Neptune in shared environment and computational resourcesAugust 4, 2019 at 7:47pm (Edited 1 month ago)
August 4, 2019 at 7:49pm
Your original request: https://spectrum.chat/thread/6d1d5ca7-5a72-4234-b748-d5cb68713dd0?m=MTU2NDY2Njg0MTQxMg==
Let me quote it here @jasperl :
I think a lot of people work in an environment where computational recources are shared and interfaced through a job system like slurm. To keep track of experiments in such a system it is vital to be able to easily continue experiments (say in case my job was suspended to give way for a higher priority job). I really like the dashboard on neptune.ml currently, but this could be a deal breaker for me in the future. So better support for continuing experiments: logging sysout, std err, system info and updating the status of resumed experiments would be a big improvement for me (and I think for many other users as well).
On general level I see that in Neptune we need to provide better experience for Users who use shared resources.
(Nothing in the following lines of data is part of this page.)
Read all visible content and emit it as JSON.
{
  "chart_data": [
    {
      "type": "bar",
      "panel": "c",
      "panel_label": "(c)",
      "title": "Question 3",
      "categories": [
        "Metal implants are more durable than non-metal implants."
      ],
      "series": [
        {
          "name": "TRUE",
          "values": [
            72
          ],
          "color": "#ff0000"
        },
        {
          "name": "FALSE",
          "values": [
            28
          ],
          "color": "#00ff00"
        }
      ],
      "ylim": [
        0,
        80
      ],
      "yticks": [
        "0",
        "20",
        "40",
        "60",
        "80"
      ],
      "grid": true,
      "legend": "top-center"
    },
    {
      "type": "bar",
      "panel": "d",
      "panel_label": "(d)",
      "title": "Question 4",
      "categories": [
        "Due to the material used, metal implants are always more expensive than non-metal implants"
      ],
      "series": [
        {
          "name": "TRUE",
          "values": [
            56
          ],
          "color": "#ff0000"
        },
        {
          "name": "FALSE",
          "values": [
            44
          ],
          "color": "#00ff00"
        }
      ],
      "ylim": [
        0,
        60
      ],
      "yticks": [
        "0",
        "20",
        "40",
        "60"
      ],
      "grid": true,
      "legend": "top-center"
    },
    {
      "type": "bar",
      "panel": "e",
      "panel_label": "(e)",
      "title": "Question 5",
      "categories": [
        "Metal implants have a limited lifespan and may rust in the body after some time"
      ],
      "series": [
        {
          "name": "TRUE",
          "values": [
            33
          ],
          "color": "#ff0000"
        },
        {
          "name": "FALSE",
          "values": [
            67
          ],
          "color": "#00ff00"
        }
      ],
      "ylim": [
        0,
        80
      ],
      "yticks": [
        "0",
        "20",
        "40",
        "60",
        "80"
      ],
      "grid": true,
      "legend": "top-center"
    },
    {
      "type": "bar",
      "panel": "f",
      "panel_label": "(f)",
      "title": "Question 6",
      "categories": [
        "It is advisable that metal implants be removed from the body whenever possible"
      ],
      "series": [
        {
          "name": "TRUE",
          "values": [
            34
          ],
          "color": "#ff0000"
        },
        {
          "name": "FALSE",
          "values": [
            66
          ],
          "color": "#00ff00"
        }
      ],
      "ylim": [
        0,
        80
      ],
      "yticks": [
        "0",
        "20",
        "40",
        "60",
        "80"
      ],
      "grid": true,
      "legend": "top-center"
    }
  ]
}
Particularly allowing them to re-open / continue suspended / stopped experiment.
We already have some support. For example you have your stdout, stderr and git info tracked automatically. Check this example experiment: https://ui.neptune.ml/o/neptune-ml/org/credit-default-prediction/e/CRED-123/monitoring .
Let me post a question: Would you prefer to re-open / continue experiment or link multiple experiments together? Latter idea is that if your experiment happens in multiple chunks, you have 1 experiment per chunk, but all of them are linked together, so you can analyse them as single super-experiment.
Regarding system information needed: right now Neptune track hostname and hardware utilization metrics. What additional information do you need to have in Neptune?